Jika para kandidat akan memanfaatkan kaum muda untuk mendapatkan suara saat pencoblosan, KPU punya misi lain. Kaula muda jadi kunci suksesnya KPU dalam mendapatkan partisipasi pemilih yang tinggi. Semakin tinggi partisipasi pemilih, semakin tinggi pula capaian kinerja para komisioner lima tahunan ini.

Mengapa orang muda atau pemilih perdana ini menjadi penting, pastinya karena jumlahnya yang banyak. KPU Sumbar menyebut, pada Pemilu dan Pilpres 2024 mendatang, jumlah pemilih pemula atau yang pertama kali mengikuti pencoblosan berjumlah 40 persen dari total pemilih. Sunguh begitu besar dan sangat berpengaruh.

Jumlah daftar pemilih tetap (DPT) Sumbar Pemilu 2024 yang ditetapkan KPU berjumlah 4.088.606 jiwa. Terbagi 2.207.360 pemilih tetap laki-laki dan 2.061.246 perempuan. Artinya, 40 persennya mencapai 1.635.442 orang adalah pemilih pemula. Jumlah yang sangat besar, bahkan kalau para pemuda ini kompak, mereka bisa menentukan siapa yang akan ke Senayan, DPRD Sumbar sampai DPRD Kabupaten dan Kota.

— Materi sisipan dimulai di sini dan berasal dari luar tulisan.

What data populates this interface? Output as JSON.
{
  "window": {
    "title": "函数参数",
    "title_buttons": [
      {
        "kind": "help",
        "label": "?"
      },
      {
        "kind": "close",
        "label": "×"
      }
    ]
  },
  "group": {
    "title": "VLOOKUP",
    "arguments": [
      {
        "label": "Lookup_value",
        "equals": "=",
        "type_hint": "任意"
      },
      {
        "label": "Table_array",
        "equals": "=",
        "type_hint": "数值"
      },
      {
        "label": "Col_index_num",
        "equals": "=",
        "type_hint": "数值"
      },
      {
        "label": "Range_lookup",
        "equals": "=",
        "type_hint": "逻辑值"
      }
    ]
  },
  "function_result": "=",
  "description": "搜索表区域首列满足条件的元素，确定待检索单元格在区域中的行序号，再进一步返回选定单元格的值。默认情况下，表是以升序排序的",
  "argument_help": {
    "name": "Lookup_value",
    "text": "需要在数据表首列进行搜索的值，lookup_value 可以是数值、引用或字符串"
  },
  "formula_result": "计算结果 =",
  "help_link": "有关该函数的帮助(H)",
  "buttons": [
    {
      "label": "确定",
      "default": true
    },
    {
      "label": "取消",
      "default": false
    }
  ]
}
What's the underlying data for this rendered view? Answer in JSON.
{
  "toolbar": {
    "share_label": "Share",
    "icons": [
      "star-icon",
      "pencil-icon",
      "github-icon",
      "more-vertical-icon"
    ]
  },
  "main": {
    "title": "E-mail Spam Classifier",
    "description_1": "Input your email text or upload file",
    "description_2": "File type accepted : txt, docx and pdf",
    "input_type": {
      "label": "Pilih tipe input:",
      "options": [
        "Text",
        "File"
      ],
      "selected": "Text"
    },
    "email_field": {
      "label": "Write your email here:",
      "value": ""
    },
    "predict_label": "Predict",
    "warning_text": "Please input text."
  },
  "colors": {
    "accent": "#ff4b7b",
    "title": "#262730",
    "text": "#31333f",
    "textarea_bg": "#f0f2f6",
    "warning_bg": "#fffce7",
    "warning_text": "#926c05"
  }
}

Tapi masalahnya, jangankan untuk memokuskan diri memilih seseorang atau partai tertentu, untuk datang ke tempat pemungutan suara (TPS) saja susahnya minta ampun. Mayoritas yang menjadi “tim” golput selama ini adalah para pemilih pemula. Mereka belum mendapatkan apa gunanya berpolitik, memberikan suara sampai mendukung sesuatu.

1,6 juta pemilih Sumbar itu akan menjadi ujian berat bagi KPU Sumbar dan Kabupaten Kota. Andai mereka sudah dapat dipastikan bisa digiring ke TPS, maka partisipasi pemilih yang diharapkan tinggi itu akan tercapai. Karena disebut jumlahnya sudah mencapai 40 persen. Tinggal memastikan lagi, 60 persen yang tersebar dari semua usia.

Apalagi, angka yang harus dikalahkan KPU saat ini cukup tinggi jika dibandingkan dengan Pemilu 2019. Karena, partisipasi masyarakat Sumbar pada pemilu 2019 adalah sebanyak 75,64%. Dari total jumlah DPT Sumbar  3.882.387, yang menyalurkan hak pilihnya adalah sebesar 2.936.719, dengan total suara sah 2.896.494 dan suara tidak sah 40.225.

Apakah itu karena berhasilnya KPU atau suksesnya partai politik dan tim sukses Capres-Cawapres, yang jelas angkanya meningkat dari Pemilu sebelumnya. Dari data yang dihimpun, partisipasi masyarakat Sumbar pada Pemilu 2014 hanya 63,74 persen. Artinya, meningkat 11.9 % dibandingkansebelumnya.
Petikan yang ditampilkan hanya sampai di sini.